If you ask me, however, the only way to truly understand the significance of the historical moment is to go all the way back to 1930.
That was the year that a handful of powerful lobbyists staged a quiet coup in federal drug policy, simultaneously creating an excuse to impose unprecedented levels of federal power on a compliant citizenry and neutralizing a mutual threat to their bottom line. The coup began, as most tragedies of liberty do, with the best of intentions.
Congressman Stephen G. Porter had devoted his political career to the cause of ending drug addiction in America. As a medical doctor, Porter saw all too clearly the tragic effects of dangerous drugs like cocaine and heroin, which had swept through every part of the United States in the twenties and left behind a swath of human misery. But Porter’s medical training also helped him understand the need to take drug policy in a different direction; rather than treating all addicts like criminals – which clearly didn’t solve the problem – Rep. Porter pioneered an innovative approach: to treat addiction like a medical issue instead. The conscientious Republican introduced legislation to use federal tax dollars to fund addiction treatment centers in rural areas, where the afflicted could have access to medical care and could be removed from the social circles which originally encouraged the habit. Near the end of his career, he advocated strongly for the formation of a new Federal Bureau of Narcotics, an independent agency which could coordinate efforts to halt international smuggling and provide addicted Americans with the medical care they needed.
Unfortunately for Porter, his time was limited. Some time around the dawn of 1930, Porter contracted cancer and became confined to a hospital – and powerful interests with a very different political agenda swooped like jackals on his weakness.
At the crux of these powerful lobbies stood Andrew Mellon. The founder of the titanic Mellon Bank of Pittsburgh enjoyed cozy relationships with the leaders of many American industries: Standard Oil, General Motors, and the DuPont Chemical Company – all gigantic domestic companies which had sprung out of the U.S. oil industry. Mellon’s bank became the financier of choice for this powerful corporate bloc and kept the engines of industry well lubricated.

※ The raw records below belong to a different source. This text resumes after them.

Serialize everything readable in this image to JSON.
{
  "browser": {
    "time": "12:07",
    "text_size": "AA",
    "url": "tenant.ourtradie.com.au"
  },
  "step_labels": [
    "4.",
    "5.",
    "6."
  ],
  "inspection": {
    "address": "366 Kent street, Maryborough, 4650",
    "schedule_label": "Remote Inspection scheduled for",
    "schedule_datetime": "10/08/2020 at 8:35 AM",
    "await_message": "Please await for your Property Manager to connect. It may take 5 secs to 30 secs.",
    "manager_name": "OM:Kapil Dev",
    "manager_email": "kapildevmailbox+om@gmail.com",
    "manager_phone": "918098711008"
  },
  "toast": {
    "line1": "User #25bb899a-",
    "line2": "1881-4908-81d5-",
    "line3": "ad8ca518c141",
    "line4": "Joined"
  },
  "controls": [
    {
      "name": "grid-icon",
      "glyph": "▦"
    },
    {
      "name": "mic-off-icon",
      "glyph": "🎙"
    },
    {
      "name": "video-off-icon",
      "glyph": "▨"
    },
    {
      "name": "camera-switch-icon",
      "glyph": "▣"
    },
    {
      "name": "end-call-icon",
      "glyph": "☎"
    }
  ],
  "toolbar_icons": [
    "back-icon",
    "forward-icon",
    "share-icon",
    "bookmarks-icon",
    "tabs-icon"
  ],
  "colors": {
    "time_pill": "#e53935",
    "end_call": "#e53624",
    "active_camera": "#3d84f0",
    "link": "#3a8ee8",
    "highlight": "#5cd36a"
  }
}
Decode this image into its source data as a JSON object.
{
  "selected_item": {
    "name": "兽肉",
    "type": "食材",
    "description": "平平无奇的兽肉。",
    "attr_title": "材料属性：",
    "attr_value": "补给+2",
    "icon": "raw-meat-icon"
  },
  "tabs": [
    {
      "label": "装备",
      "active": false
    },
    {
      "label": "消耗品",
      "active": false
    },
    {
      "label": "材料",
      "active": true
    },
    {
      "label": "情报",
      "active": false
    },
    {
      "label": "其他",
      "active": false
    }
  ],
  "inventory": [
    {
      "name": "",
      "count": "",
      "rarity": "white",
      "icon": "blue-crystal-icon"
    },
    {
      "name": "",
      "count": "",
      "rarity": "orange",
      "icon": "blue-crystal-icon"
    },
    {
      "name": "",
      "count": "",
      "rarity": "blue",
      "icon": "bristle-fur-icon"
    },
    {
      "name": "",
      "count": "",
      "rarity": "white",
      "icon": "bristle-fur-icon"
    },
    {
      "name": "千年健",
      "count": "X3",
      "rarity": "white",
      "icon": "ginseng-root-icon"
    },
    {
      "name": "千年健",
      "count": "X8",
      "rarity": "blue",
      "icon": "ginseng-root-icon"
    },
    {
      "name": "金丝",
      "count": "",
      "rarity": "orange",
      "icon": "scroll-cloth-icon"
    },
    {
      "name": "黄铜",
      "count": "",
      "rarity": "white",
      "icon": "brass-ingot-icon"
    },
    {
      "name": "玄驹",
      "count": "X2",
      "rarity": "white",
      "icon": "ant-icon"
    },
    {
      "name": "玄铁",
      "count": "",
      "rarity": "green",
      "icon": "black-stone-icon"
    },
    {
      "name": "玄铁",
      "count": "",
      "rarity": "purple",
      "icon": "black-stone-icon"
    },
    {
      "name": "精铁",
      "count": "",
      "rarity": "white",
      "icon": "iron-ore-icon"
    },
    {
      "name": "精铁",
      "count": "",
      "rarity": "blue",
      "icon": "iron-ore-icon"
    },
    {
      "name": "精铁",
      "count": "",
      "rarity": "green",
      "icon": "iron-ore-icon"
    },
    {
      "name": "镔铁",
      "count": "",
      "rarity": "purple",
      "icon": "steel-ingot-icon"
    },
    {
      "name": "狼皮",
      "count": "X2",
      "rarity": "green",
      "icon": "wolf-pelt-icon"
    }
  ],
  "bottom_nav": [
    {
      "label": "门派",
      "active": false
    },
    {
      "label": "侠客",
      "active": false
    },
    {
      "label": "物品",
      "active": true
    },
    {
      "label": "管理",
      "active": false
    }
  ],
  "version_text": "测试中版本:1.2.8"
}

Yet there were still outliers, most notably Henry Ford. Ford’s company had made its name by eschewing the Social Darwinist philosophies of his petrochemical competitors, choosing instead to pursue policies which benefited his employees, the environment, and his surrounding communities. Although Ford also reaped the bonanza of cheap oil which flooded U.S. markets in the twenties, he realized far ahead of his time that the era of cheap oil could not last indefinitely, and the Ford Motor Company began drawing plans to wean the States off petroleum forever
But the petroleum industry had friends in high places. The loyal Andrew Mellon became appointed by President Hoover to head the powerful Treasury, the federal department in charge of the nation’s entire drug policy – and he went to work dashing the dreams of Porter and Ford. While Congressman Porter lay dying in Washington, D.C., Mellon quickly began to impose his punitive, paternal vision on America. Instead of Porter’s medical approach, Mellon pursued draconian measures to lock up anyone who landed on the wrong side of federal drug law.
Mellon’s nephew-in-law, Henry J. Anslinger, proved instrumental as Mellon’s right-hand man. Lobbying constantly for punitive measures, Anslinger slipped marijuana prohibition through Congress almost unnoticed, ensuring passage of a 1937 law which criminalized all forms of cannabis and dashed Ford’s hopes of cars grown right out of the soil.
Yet with the passage of time the Marihuana Tax Stamp Act of 1937, as Anslinger’s legislation was known, would show its constitutional treason. And when the Supreme Court finally reviewed it, more than thirty years later, America would be left with no federal pot prohibition at all.